# Practical example for recurrence relation of merge sort with more than 2 sublists

I couldn't wrap my head around for finding an example for the following recurrence.

$T(n) = a T(n/b) + f(n)$ where $a \neq b$ and $b > 1$

If we divide n elements with b, it should give us a sublists each with size n/b

Could somebody please give me a practical example of this?

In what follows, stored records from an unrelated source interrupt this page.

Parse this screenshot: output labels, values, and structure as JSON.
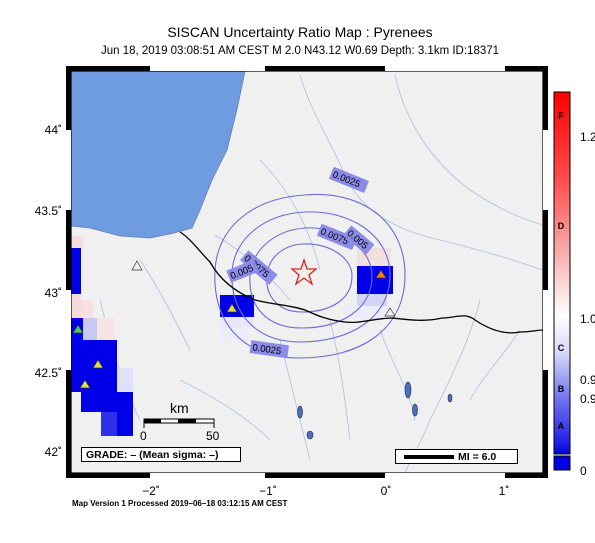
{
  "title": "SISCAN Uncertainty Ratio Map : Pyrenees",
  "subtitle": "Jun 18, 2019 03:08:51 AM CEST   M 2.0    N43.12 W0.69    Depth: 3.1km    ID:18371",
  "axes": {
    "lat_labels": [
      "44˚",
      "43.5˚",
      "43˚",
      "42.5˚",
      "42˚"
    ],
    "lon_labels": [
      "−2˚",
      "−1˚",
      "0˚",
      "1˚"
    ]
  },
  "contours": [
    "0.0025",
    "0.0075",
    "0.005",
    "0.0075",
    "0.005",
    "0.0025"
  ],
  "scale_bar": {
    "unit": "km",
    "start": "0",
    "end": "50"
  },
  "grade_box": "GRADE: – (Mean sigma: –)",
  "mi_legend": "MI = 6.0",
  "colorbar": {
    "grades": [
      "F",
      "D",
      "C",
      "B",
      "A"
    ],
    "values": [
      "1.2",
      "1.0",
      "0.9",
      "0.9",
      "0"
    ]
  },
  "footer": "Map Version 1 Processed 2019–06–18 03:12:15 AM CEST",
  "colors": {
    "sea": "#6f9be0",
    "land": "#f0f0f0",
    "cell_high": "#0000e8",
    "epicenter": "#e02020"
  }
}
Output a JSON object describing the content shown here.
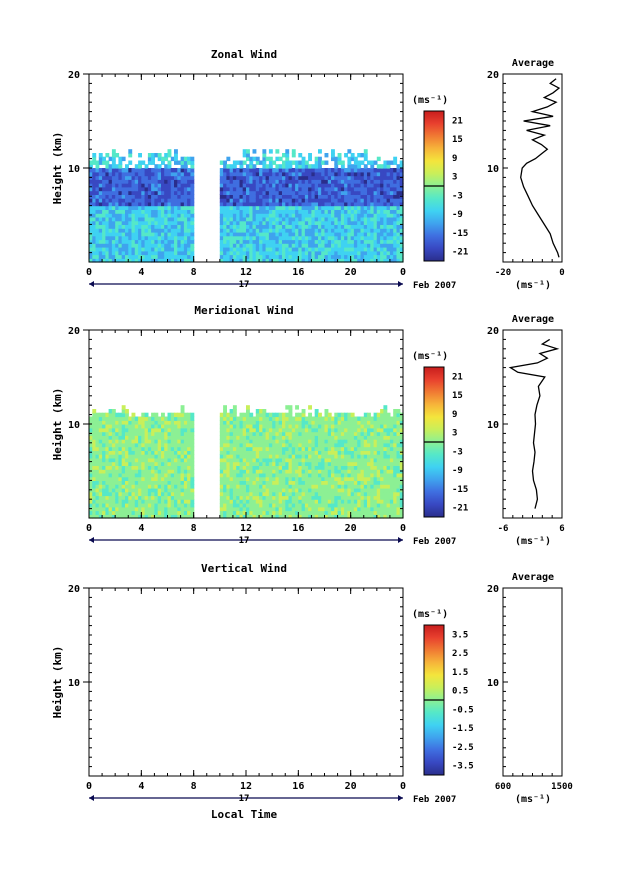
{
  "chart_data": [
    {
      "type": "heatmap",
      "title": "Zonal Wind",
      "ylabel": "Height (km)",
      "ylim": [
        0,
        20
      ],
      "yticks": [
        "20",
        "10"
      ],
      "xlim": [
        0,
        24
      ],
      "xticks": [
        "0",
        "4",
        "8",
        "12",
        "16",
        "20",
        "0"
      ],
      "date_label": "17",
      "date_suffix": "Feb 2007",
      "colorbar": {
        "unit": "(ms⁻¹)",
        "ticks": [
          "21",
          "15",
          "9",
          "3",
          "-3",
          "-9",
          "-15",
          "-21"
        ],
        "range": [
          -24,
          24
        ]
      },
      "data_gap_hours": [
        8,
        10
      ],
      "field": {
        "lower_layer": {
          "top_km": 10,
          "value_range": [
            -12,
            -3
          ]
        },
        "upper_layer": {
          "from_km": 6,
          "to_km": 10,
          "value_range": [
            -21,
            -12
          ]
        },
        "ceiling_km": 12
      },
      "average": {
        "title": "Average",
        "xlabel": "(ms⁻¹)",
        "xticks": [
          "-20",
          "0"
        ],
        "xlim": [
          -20,
          0
        ],
        "ylim": [
          0,
          20
        ],
        "yticks": [
          "20",
          "10"
        ],
        "profile": [
          {
            "h": 0.5,
            "v": -1
          },
          {
            "h": 1,
            "v": -1.5
          },
          {
            "h": 2,
            "v": -3
          },
          {
            "h": 3,
            "v": -4
          },
          {
            "h": 4,
            "v": -6
          },
          {
            "h": 5,
            "v": -8
          },
          {
            "h": 6,
            "v": -10
          },
          {
            "h": 7,
            "v": -11.5
          },
          {
            "h": 8,
            "v": -13
          },
          {
            "h": 9,
            "v": -14
          },
          {
            "h": 10,
            "v": -13.5
          },
          {
            "h": 10.5,
            "v": -12
          },
          {
            "h": 11,
            "v": -9
          },
          {
            "h": 11.5,
            "v": -7
          },
          {
            "h": 12,
            "v": -5
          },
          {
            "h": 12.5,
            "v": -7
          },
          {
            "h": 13,
            "v": -10
          },
          {
            "h": 13.5,
            "v": -6
          },
          {
            "h": 14,
            "v": -12
          },
          {
            "h": 14.5,
            "v": -4
          },
          {
            "h": 15,
            "v": -13
          },
          {
            "h": 15.5,
            "v": -3
          },
          {
            "h": 16,
            "v": -10
          },
          {
            "h": 16.5,
            "v": -5
          },
          {
            "h": 17,
            "v": -2
          },
          {
            "h": 17.5,
            "v": -6
          },
          {
            "h": 18,
            "v": -3
          },
          {
            "h": 18.5,
            "v": -1
          },
          {
            "h": 19,
            "v": -4
          },
          {
            "h": 19.5,
            "v": -2
          }
        ]
      }
    },
    {
      "type": "heatmap",
      "title": "Meridional Wind",
      "ylabel": "Height (km)",
      "ylim": [
        0,
        20
      ],
      "yticks": [
        "20",
        "10"
      ],
      "xlim": [
        0,
        24
      ],
      "xticks": [
        "0",
        "4",
        "8",
        "12",
        "16",
        "20",
        "0"
      ],
      "date_label": "17",
      "date_suffix": "Feb 2007",
      "colorbar": {
        "unit": "(ms⁻¹)",
        "ticks": [
          "21",
          "15",
          "9",
          "3",
          "-3",
          "-9",
          "-15",
          "-21"
        ],
        "range": [
          -24,
          24
        ]
      },
      "data_gap_hours": [
        8,
        10
      ],
      "field": {
        "lower_layer": {
          "top_km": 11,
          "value_range": [
            -3,
            3
          ]
        },
        "ceiling_km": 12
      },
      "average": {
        "title": "Average",
        "xlabel": "(ms⁻¹)",
        "xticks": [
          "-6",
          "6"
        ],
        "xlim": [
          -6,
          6
        ],
        "ylim": [
          0,
          20
        ],
        "yticks": [
          "20",
          "10"
        ],
        "profile": [
          {
            "h": 1,
            "v": 0.5
          },
          {
            "h": 2,
            "v": 1
          },
          {
            "h": 3,
            "v": 0.8
          },
          {
            "h": 4,
            "v": 0.2
          },
          {
            "h": 5,
            "v": 0
          },
          {
            "h": 6,
            "v": 0.3
          },
          {
            "h": 7,
            "v": 0.5
          },
          {
            "h": 8,
            "v": 0.2
          },
          {
            "h": 9,
            "v": 0.4
          },
          {
            "h": 10,
            "v": 0.6
          },
          {
            "h": 11,
            "v": 0.5
          },
          {
            "h": 12,
            "v": 0.9
          },
          {
            "h": 13,
            "v": 1.5
          },
          {
            "h": 14,
            "v": 1.2
          },
          {
            "h": 15,
            "v": 2.5
          },
          {
            "h": 15.5,
            "v": -3
          },
          {
            "h": 16,
            "v": -4.5
          },
          {
            "h": 16.5,
            "v": 1
          },
          {
            "h": 17,
            "v": 3
          },
          {
            "h": 17.5,
            "v": 1.5
          },
          {
            "h": 18,
            "v": 5
          },
          {
            "h": 18.5,
            "v": 2
          },
          {
            "h": 19,
            "v": 3.5
          }
        ]
      }
    },
    {
      "type": "heatmap",
      "title": "Vertical Wind",
      "ylabel": "Height (km)",
      "ylim": [
        0,
        20
      ],
      "yticks": [
        "20",
        "10"
      ],
      "xlim": [
        0,
        24
      ],
      "xticks": [
        "0",
        "4",
        "8",
        "12",
        "16",
        "20",
        "0"
      ],
      "date_label": "17",
      "date_suffix": "Feb 2007",
      "xlabel": "Local Time",
      "colorbar": {
        "unit": "(ms⁻¹)",
        "ticks": [
          "3.5",
          "2.5",
          "1.5",
          "0.5",
          "-0.5",
          "-1.5",
          "-2.5",
          "-3.5"
        ],
        "range": [
          -4,
          4
        ]
      },
      "field": null,
      "average": {
        "title": "Average",
        "xlabel": "(ms⁻¹)",
        "xticks": [
          "600",
          "1500"
        ],
        "xlim": [
          600,
          1500
        ],
        "ylim": [
          0,
          20
        ],
        "yticks": [
          "20",
          "10"
        ],
        "profile": []
      }
    }
  ]
}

• What do you mean by "practical"? You could trivially make $a>b$ by repeating some recurrences. You won't be able to get $a<b$ because that would break the $n\log n$ lower bound if $f(n)=\Theta(n)$. Alternatively you could increase $f(n)$ to get $a<b$. Can you give a better description of "practical", because there are many ways to do this.
– ryan
Nov 6 '17 at 18:29
• Consider any divide-and-conquer algorithm like Merge-sort. Let us say I have 12 elements which is n. Lets us say b is 4. Then we get 3 sublists each of size 4. But, as I said in the question, 4 is not $n/b$. Am I confused here? Nov 7 '17 at 1:14
• An example of how to multiply two $n$-bit integers is Karastuba's Algorithm which has recurrence relation $T(n) = 3T(n/2) + cn$. Another example is Strassen's Algorithm for matrix multiplication which has recurrence relation $T(n) = 7T(n/2) + \Theta(n^2)$.